Script Engine

inSCADA JDK21 ships two distinct scripting environments: server-side (ins.*) and client-side (Inscada.*). They run in different places, target different use cases, and expose isolated API surfaces.

Two Separate Worlds

	Server-side (`ins.*`)	Client-side (`Inscada.*`)
Where it runs	inSCADA server (JVM)	Browser (browser JS)
Engine	GraalJS (Nashorn-compat)	The browser’s own engine
Binding	`ins` (global)	`new InscadaApi(projectName)`
Purpose	Automation, calculation, alarms, scheduled work	User interaction, UI control
Typical usage	Scheduled scripts, variable / alarm / log expressions, MQTT parsing	Animation click, custom HTML widgets, dashboard widgets

→ Server-side (ins.*) details → Client-side (Inscada.*) details

Where Scripts Run

Scripts fire in many places across the platform.

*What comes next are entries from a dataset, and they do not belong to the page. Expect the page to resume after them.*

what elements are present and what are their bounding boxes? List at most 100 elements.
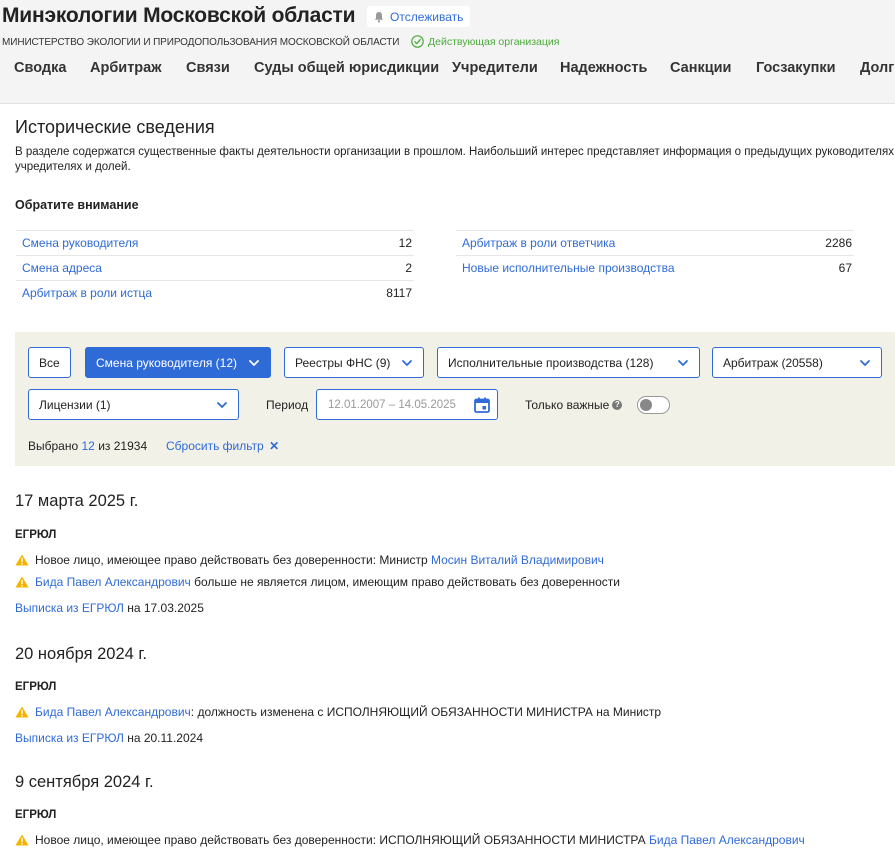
close-icon: ✕ [269, 439, 280, 453]
document-line: Выписка из ЕГРЮЛ на 17.03.2025 [15, 601, 204, 615]
chevron-down-icon [859, 357, 871, 369]
calendar-icon[interactable] [472, 395, 492, 415]
filter-licenses-dropdown[interactable]: Лицензии (1) [28, 389, 239, 420]
bell-icon [374, 11, 384, 22]
event-source: ЕГРЮЛ [15, 529, 57, 541]
check-circle-icon [411, 35, 424, 48]
section-title: Исторические сведения [15, 117, 215, 137]
only-important-toggle[interactable] [637, 396, 670, 414]
only-important-text: Только важные [525, 398, 610, 412]
person-link[interactable]: Мосин Виталий Владимирович [431, 553, 604, 567]
event-date: 20 ноября 2024 г. [15, 645, 147, 663]
warning-icon [15, 706, 29, 718]
attention-title: Обратите внимание [15, 198, 139, 212]
filter-fns-dropdown[interactable]: Реестры ФНС (9) [284, 347, 424, 378]
stat-link-arbitration-defendant[interactable]: Арбитраж в роли ответчика [462, 236, 615, 250]
warning-icon [15, 576, 29, 588]
event-line: Бида Павел Александрович: должность изме… [15, 705, 661, 719]
event-line: Новое лицо, имеющее право действовать бе… [15, 833, 805, 847]
main-content: Исторические сведения В разделе содержат… [2, 104, 895, 850]
stat-value: 8117 [386, 286, 412, 300]
page-title: Минэкологии Московской области [2, 4, 356, 27]
filter-manager-change-dropdown[interactable]: Смена руководителя (12) [85, 347, 271, 378]
period-input[interactable]: 12.01.2007 – 14.05.2025 [316, 389, 498, 420]
filter-label: Реестры ФНС (9) [295, 355, 391, 370]
org-full-name: МИНИСТЕРСТВО ЭКОЛОГИИ И ПРИРОДОПОЛЬЗОВАН… [2, 37, 400, 48]
warning-icon [15, 834, 29, 846]
nav-item-connections[interactable]: Связи [186, 60, 230, 76]
stat-row: Арбитраж в роли ответчика 2286 [456, 230, 854, 255]
nav-item-summary[interactable]: Сводка [14, 60, 66, 76]
filter-label: Арбитраж (20558) [723, 355, 823, 370]
event-date: 9 сентября 2024 г. [15, 773, 154, 791]
event-source: ЕГРЮЛ [15, 681, 57, 693]
selected-count-info: Выбрано 12 из 21934 [28, 439, 147, 453]
selected-count-link[interactable]: 12 [82, 439, 95, 453]
nav-item-reliability[interactable]: Надежность [560, 60, 647, 76]
person-link[interactable]: Бида Павел Александрович [35, 575, 191, 589]
period-placeholder: 12.01.2007 – 14.05.2025 [328, 398, 456, 411]
nav-item-general-courts[interactable]: Суды общей юрисдикции [254, 60, 439, 76]
status-badge: Действующая организация [411, 35, 559, 48]
chevron-down-icon [677, 357, 689, 369]
toggle-knob [640, 399, 652, 411]
document-line: Выписка из ЕГРЮЛ на 20.11.2024 [15, 731, 203, 745]
stat-link-address-change[interactable]: Смена адреса [22, 261, 102, 275]
stats-table-left: Смена руководителя 12 Смена адреса 2 Арб… [16, 230, 414, 305]
egrul-extract-link[interactable]: Выписка из ЕГРЮЛ [15, 731, 124, 745]
nav-item-arbitration[interactable]: Арбитраж [90, 60, 162, 76]
filter-label: Все [39, 355, 60, 370]
nav-item-sanctions[interactable]: Санкции [670, 60, 731, 76]
help-icon[interactable]: ? [612, 400, 623, 410]
stat-row: Смена адреса 2 [16, 255, 414, 280]
event-text: Новое лицо, имеющее право действовать бе… [35, 553, 428, 567]
filter-panel: Все Смена руководителя (12) Реестры ФНС … [15, 332, 895, 466]
stat-row: Новые исполнительные производства 67 [456, 255, 854, 280]
event-text: больше не является лицом, имеющим право … [194, 575, 620, 589]
person-link[interactable]: Бида Павел Александрович [649, 833, 805, 847]
status-label: Действующая организация [428, 35, 560, 48]
stat-value: 2286 [825, 236, 852, 250]
stat-link-enforcement[interactable]: Новые исполнительные производства [462, 261, 675, 275]
nav-item-debts[interactable]: Долги [860, 60, 895, 76]
filter-enforcement-dropdown[interactable]: Исполнительные производства (128) [437, 347, 700, 378]
filter-all-button[interactable]: Все [28, 347, 71, 378]
section-description: В разделе содержатся существенные факты … [15, 146, 895, 173]
nav-item-procurement[interactable]: Госзакупки [756, 60, 836, 76]
stat-value: 67 [838, 261, 852, 275]
chevron-down-icon [216, 399, 228, 411]
document-date: на 20.11.2024 [127, 731, 204, 745]
stats-table-right: Арбитраж в роли ответчика 2286 Новые исп… [456, 230, 854, 280]
stat-value: 12 [398, 236, 412, 250]
only-important-label: Только важные ? [525, 398, 623, 412]
event-line: Бида Павел Александрович больше не являе… [15, 575, 620, 589]
stat-row: Арбитраж в роли истца 8117 [16, 280, 414, 305]
warning-icon [15, 554, 29, 566]
event-date: 17 марта 2025 г. [15, 492, 139, 510]
filter-arbitration-dropdown[interactable]: Арбитраж (20558) [712, 347, 882, 378]
stat-value: 2 [405, 261, 412, 275]
event-source: ЕГРЮЛ [15, 809, 57, 821]
stat-row: Смена руководителя 12 [16, 230, 414, 255]
selected-total: из 21934 [98, 439, 148, 453]
chevron-down-icon [249, 360, 259, 366]
filter-label: Лицензии (1) [39, 397, 111, 412]
event-text: Новое лицо, имеющее право действовать бе… [35, 833, 646, 847]
selected-prefix: Выбрано [28, 439, 79, 453]
page-header: Минэкологии Московской области Отслежива… [0, 0, 895, 104]
chevron-down-icon [401, 357, 413, 369]
event-line: Новое лицо, имеющее право действовать бе… [15, 553, 604, 567]
document-date: на 17.03.2025 [127, 601, 204, 615]
track-button-label: Отслеживать [390, 9, 464, 24]
reset-filter-link[interactable]: Сбросить фильтр ✕ [166, 439, 279, 453]
reset-filter-label: Сбросить фильтр [166, 439, 264, 453]
filter-label: Смена руководителя (12) [96, 355, 237, 370]
period-label: Период [266, 398, 309, 412]
person-link[interactable]: Бида Павел Александрович [35, 705, 191, 719]
filter-label: Исполнительные производства (128) [448, 355, 654, 370]
stat-link-arbitration-plaintiff[interactable]: Арбитраж в роли истца [22, 286, 152, 300]
track-button[interactable]: Отслеживать [367, 6, 471, 27]
nav-item-founders[interactable]: Учредители [452, 60, 538, 76]
stat-link-manager-change[interactable]: Смена руководителя [22, 236, 138, 250]
egrul-extract-link[interactable]: Выписка из ЕГРЮЛ [15, 601, 124, 615]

The table below shows the environment each one runs in.

Context	Environment	Trigger
Scheduled Script	server (`ins.*`)	Periodic / Daily / Once / manual
Variable Expression	server (`ins.*`)	Automatically on poll cycle
Alarm Expression	server (`ins.*`)	Automatically on value change
Log Expression	server (`ins.*`)	Automatically on poll cycle
MQTT Subscribe/Publish	server (`ins.*`)	On every MQTT message
Animation Expression	server (`ins.*`)	On UI update (remote)
Animation Click Script	client (`Inscada.*`)	User click
Custom HTML Widget	client (`Inscada.*`, sandboxed iframe)	Inside the widget
Dashboard Widget	client (`Inscada.*`)	Dashboard render / interaction

Sandboxing and Security

Scripts run in isolation in both environments, but the constraints differ:

Server side — HostAccess.EXPLICIT: only Java methods annotated @HostAccess.Export are accessible. eval and with are disabled. No threads, native access, process creation, or direct file I/O. Default limits: 100k statements, 60s timeout.
Client side — custom HTML widgets run inside a sandboxed iframe; they reach the host page API through InscadaBridge using origin-validated postMessage.